Formally the way to do this in linkml would be to use conforms_to or instantiates

slots:
  id:
    conforms_to: xsd:attribute
  description:
    conforms_to: xsd:attribute

or

slots:
  id:
    instantiates: [xsd:attribute]
  description:
    instantiates: [xsd:attribute]

The former is stronger and could be used for validation if we later implement metaclasses for xml schema (see https://linkml.io/linkml/schemas/annotations.html#validation-of-annotations).

(a to be defined xml schema metamodel):

class:
  XmlAttribute:
    is_a: slot
    class_uri: xsd:attribute
    description: If a slot instantiates this then it should be mapped to an attribute when serializing to XML

However, if you want to keep your method flexible such that you can pass in a profile on the command line (e.g. using keywords) and satisfy your use case first that's valid!

cmungall avatar Jan 16 '25 02:01 cmungall

Okay, I've gone with your second suggestion, as I like the idea that instantiates can support multiple different related schemas.

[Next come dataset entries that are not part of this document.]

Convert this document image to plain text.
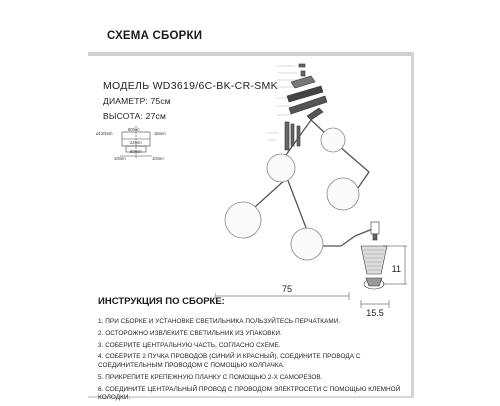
СХЕМА СБОРКИ
МОДЕЛЬ WD3619/6C-BK-CR-SMK
ДИАМЕТР: 75см
ВЫСОТА: 27см
ø120mm
60mm
22mm
10mm
60mm
10mm
16mm
75
11
15.5
ИНСТРУКЦИЯ ПО СБОРКЕ:
1. ПРИ СБОРКЕ И УСТАНОВКЕ СВЕТИЛЬНИКА ПОЛЬЗУЙТЕСЬ ПЕРЧАТКАМИ.
2. ОСТОРОЖНО ИЗВЛЕКИТЕ СВЕТИЛЬНИК ИЗ УПАКОВКИ.
3. СОБЕРИТЕ ЦЕНТРАЛЬНУЮ ЧАСТЬ, СОГЛАСНО СХЕМЕ.
4. СОБЕРИТЕ 2 ПУЧКА ПРОВОДОВ (СИНИЙ И КРАСНЫЙ), СОЕДИНИТЕ ПРОВОДА С СОЕДИНИТЕЛЬНЫМ ПРОВОДОМ С ПОМОЩЬЮ КОЛПАЧКА.
5. ПРИКРЕПИТЕ КРЕПЕЖНУЮ ПЛАНКУ С ПОМОЩЬЮ 2-Х САМОРЕЗОВ.
6. СОЕДИНИТЕ ЦЕНТРАЛЬНЫЙ ПРОВОД С ПРОВОДОМ ЭЛЕКТРОСЕТИ С ПОМОЩЬЮ КЛЕМНОЙ КОЛОДКИ.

Added tests to ensure that it's added correctly.

multimeric avatar Jan 17 '25 05:01 multimeric

these test failures seem unrelated to the main content of your PR, but my guess is that updating the lock file introduced some upstream library change that modifies behavior

cmungall avatar Jan 28 '25 01:01 cmungall

Ah no that's my fault, I used some type syntax that isn't compatible with Python 3.9. It should hopefully be fixed now.

multimeric avatar Jan 28 '25 02:01 multimeric

@multimeric I am starting a review of this PR. Do you have time to merge from linkml/schema-automator main and resolve the poetry.lock conflict?

I was able to do the merge on my local machine, so let me know if you'd prefer me to push that or to assist w/ poetry.lock. So far the tests seem to pass (there are a lot of errors in the logs that appear unrelated to your PR). Also I was able to run the import on a sample xsd schema.

Thanks for adding this feature.

tfliss avatar Nov 20 '25 18:11 tfliss